Research Institute for
Sustainability | at GFZ

India's Emerging Green Hydrogen Transition: Ambitions, Barriers and Policy Directions

This discussion paper examines the domestic and global drivers of India's green hydrogen push and develops a contextualised understanding of India's green hydrogen initiatives and the challenges to realizing them. In India, green hydrogen has been positioned as a tool for decarbonization, energy security, industrial growth, and global leadership. The National Green Hydrogen Mission, launched in 2023, targets 5 million metric tons of annual production by 2030, deep integration into hard-to-abate sectors like fertilizers and steel, and exports capturing 10% of the global market. Domestically, green hydrogen aligns with India's renewable energy expansion, surplus energy utilization, and food security needs via green ammonia production. Globally, rising demand, recurring geopolitical shocks — including the Russia-Ukraine war and the more recent Iran war — and the EU's Carbon Border Adjustment Mechanism (CBAM) create both opportunities and pressures. India also seeks to build a strategic techno-economic niche through domestic electrolyzer manufacturing, R&D, and public-private partnerships. However, significant structural challenges persist: high production costs, water and land constraints, weak infrastructure, and limited R&D capacity. Of the roughly 6 million metric tons per annum of projects announced, only around 220,000 tonnes per annum have reached the final investment decision stage, underscoring the substantial gap between ambition and reality.

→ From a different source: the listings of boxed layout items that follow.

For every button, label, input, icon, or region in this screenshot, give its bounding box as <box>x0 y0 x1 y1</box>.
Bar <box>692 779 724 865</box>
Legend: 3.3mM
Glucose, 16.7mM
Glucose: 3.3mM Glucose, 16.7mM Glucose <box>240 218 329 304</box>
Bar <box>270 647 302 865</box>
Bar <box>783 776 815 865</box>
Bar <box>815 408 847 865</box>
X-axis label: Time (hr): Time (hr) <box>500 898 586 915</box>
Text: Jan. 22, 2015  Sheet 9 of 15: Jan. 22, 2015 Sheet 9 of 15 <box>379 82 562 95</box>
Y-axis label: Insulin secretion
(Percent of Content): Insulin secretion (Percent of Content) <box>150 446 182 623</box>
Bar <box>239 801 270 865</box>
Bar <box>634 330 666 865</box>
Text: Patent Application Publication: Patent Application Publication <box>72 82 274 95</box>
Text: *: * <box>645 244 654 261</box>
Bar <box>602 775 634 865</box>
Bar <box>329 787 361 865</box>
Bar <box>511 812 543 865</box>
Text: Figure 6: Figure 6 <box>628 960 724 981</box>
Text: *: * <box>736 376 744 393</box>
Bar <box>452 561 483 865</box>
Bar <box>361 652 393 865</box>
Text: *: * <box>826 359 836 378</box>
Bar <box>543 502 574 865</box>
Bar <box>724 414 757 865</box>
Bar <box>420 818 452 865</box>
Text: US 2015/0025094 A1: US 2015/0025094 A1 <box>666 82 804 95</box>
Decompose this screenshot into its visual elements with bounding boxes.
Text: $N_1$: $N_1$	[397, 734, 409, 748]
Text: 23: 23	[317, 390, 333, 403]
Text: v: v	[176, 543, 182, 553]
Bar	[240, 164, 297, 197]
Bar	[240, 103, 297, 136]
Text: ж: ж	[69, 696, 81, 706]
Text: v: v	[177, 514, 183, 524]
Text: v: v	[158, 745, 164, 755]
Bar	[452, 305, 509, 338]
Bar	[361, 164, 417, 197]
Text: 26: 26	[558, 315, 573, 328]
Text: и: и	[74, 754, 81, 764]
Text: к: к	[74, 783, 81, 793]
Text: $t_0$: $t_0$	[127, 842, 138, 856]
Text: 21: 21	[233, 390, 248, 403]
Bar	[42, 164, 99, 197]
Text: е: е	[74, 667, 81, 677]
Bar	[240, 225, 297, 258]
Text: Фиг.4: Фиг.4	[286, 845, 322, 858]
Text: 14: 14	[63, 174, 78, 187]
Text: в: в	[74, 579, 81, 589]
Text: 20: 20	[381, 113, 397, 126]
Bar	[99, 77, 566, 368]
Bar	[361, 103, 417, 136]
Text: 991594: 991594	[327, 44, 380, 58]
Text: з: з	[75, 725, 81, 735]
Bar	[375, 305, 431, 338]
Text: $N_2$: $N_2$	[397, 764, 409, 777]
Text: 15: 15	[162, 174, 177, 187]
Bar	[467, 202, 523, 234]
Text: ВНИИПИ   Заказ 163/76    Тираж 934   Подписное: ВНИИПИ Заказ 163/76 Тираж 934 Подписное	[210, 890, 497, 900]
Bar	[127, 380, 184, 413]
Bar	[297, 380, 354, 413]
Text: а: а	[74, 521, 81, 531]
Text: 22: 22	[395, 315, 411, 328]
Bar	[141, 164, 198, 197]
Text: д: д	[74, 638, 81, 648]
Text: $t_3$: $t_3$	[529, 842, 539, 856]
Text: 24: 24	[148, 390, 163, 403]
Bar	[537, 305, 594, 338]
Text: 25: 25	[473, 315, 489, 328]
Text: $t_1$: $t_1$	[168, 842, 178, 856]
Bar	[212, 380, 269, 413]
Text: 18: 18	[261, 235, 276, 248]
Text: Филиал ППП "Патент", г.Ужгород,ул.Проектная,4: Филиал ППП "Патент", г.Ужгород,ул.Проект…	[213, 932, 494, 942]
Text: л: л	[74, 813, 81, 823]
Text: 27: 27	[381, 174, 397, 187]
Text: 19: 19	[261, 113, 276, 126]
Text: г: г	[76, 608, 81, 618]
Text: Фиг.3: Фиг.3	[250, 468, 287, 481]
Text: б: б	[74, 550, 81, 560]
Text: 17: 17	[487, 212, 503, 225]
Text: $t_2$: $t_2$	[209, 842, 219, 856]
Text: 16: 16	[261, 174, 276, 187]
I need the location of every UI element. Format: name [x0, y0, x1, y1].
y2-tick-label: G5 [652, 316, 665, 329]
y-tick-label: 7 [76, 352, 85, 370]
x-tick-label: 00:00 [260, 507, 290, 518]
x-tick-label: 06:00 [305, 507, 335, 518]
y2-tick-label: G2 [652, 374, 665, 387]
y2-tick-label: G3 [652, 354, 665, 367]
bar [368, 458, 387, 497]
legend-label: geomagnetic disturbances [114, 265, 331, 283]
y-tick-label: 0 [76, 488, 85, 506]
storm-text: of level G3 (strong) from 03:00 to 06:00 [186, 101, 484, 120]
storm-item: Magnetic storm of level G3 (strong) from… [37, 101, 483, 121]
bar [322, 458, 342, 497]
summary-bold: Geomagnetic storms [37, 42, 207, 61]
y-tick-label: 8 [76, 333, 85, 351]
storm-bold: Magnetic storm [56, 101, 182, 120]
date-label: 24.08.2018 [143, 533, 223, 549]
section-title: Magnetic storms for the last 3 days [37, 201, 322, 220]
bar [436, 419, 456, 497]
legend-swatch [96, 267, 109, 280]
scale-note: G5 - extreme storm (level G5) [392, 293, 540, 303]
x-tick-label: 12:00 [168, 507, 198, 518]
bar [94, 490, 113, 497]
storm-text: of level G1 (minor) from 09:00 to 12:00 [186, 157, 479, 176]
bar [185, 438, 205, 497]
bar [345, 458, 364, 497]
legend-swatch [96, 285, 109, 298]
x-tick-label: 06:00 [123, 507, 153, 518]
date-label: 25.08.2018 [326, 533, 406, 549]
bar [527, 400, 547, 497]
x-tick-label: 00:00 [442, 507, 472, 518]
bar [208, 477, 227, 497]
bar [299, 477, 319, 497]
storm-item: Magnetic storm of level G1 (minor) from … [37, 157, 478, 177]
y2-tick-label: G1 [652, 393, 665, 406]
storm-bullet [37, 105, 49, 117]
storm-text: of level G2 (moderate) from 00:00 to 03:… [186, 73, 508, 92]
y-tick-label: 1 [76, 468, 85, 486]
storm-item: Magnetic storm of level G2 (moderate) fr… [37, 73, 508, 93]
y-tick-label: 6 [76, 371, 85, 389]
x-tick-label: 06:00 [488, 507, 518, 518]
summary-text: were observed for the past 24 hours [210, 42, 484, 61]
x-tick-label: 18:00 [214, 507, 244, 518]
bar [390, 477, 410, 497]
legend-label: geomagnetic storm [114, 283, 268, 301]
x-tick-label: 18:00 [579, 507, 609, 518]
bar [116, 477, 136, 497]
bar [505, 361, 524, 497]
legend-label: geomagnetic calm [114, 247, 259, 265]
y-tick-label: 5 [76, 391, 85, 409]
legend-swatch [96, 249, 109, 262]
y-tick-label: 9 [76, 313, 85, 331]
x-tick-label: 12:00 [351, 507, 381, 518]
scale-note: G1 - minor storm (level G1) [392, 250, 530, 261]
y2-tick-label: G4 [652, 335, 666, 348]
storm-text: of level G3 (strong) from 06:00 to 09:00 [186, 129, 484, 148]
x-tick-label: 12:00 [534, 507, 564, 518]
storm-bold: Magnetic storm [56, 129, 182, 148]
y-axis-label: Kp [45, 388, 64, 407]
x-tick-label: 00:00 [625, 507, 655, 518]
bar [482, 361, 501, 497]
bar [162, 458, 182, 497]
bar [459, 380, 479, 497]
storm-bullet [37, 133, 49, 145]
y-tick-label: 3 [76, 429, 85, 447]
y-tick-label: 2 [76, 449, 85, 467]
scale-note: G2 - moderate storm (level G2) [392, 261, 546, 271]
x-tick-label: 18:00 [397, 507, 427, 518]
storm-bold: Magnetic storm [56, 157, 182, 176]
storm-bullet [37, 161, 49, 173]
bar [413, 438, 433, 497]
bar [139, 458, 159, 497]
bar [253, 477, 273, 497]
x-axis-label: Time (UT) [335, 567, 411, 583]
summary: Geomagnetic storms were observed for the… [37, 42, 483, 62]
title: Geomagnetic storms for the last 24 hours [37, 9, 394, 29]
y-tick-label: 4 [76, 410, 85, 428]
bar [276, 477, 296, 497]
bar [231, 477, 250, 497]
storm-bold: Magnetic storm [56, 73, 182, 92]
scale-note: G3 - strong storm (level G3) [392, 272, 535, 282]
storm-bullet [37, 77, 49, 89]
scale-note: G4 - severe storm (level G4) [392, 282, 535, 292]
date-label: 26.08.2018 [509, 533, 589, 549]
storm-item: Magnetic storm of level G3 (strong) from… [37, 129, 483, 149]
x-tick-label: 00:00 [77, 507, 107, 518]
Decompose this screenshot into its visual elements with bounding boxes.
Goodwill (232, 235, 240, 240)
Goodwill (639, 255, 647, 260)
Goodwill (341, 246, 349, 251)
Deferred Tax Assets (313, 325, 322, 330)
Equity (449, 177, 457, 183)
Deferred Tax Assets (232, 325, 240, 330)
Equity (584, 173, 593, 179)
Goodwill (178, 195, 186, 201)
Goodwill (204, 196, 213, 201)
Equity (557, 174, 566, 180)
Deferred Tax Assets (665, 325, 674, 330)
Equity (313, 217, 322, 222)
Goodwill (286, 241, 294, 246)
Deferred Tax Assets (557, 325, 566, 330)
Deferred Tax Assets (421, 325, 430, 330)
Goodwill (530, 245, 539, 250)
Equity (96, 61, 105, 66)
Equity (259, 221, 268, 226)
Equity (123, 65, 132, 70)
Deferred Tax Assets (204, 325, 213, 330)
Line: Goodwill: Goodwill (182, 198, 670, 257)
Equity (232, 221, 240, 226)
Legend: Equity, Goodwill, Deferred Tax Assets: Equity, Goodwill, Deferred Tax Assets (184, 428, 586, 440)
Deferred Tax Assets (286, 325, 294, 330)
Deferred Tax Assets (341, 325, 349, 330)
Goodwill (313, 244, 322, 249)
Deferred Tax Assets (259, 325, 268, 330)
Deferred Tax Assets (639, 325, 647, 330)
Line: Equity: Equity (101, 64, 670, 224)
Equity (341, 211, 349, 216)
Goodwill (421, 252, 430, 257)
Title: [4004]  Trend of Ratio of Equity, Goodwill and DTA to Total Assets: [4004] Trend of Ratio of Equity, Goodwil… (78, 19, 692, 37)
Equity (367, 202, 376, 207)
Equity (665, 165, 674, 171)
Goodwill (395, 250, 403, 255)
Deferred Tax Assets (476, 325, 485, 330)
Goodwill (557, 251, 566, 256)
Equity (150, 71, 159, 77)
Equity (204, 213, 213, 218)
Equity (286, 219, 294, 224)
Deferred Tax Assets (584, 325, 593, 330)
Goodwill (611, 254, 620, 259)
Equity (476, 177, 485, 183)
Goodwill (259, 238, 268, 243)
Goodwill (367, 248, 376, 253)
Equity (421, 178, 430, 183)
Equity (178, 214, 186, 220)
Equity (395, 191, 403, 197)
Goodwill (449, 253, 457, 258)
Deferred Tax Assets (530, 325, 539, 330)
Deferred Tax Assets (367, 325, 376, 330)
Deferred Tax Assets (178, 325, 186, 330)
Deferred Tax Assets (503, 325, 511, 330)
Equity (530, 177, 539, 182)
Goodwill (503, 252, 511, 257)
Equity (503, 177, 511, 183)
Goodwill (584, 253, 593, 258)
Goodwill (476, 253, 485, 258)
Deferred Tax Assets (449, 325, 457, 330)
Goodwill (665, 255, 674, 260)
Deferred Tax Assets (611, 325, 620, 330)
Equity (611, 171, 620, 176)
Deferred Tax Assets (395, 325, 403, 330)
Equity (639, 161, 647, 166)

The paper also cautions that North-South green hydrogen partnerships, while potentially beneficial, risk creating new forms of energy dependency if not carefully structured. To bridge the gap between ambition and execution, India should pursue stronger financial incentives, streamlined regulations, infrastructure investment, and demand-side mandates.

Publication Year

2026

Citation

Dutt, D. (2026). India's Emerging Green Hydrogen Transition: Ambitions, Barriers and Policy Directions. RIFS Discussion Paper, June 2026.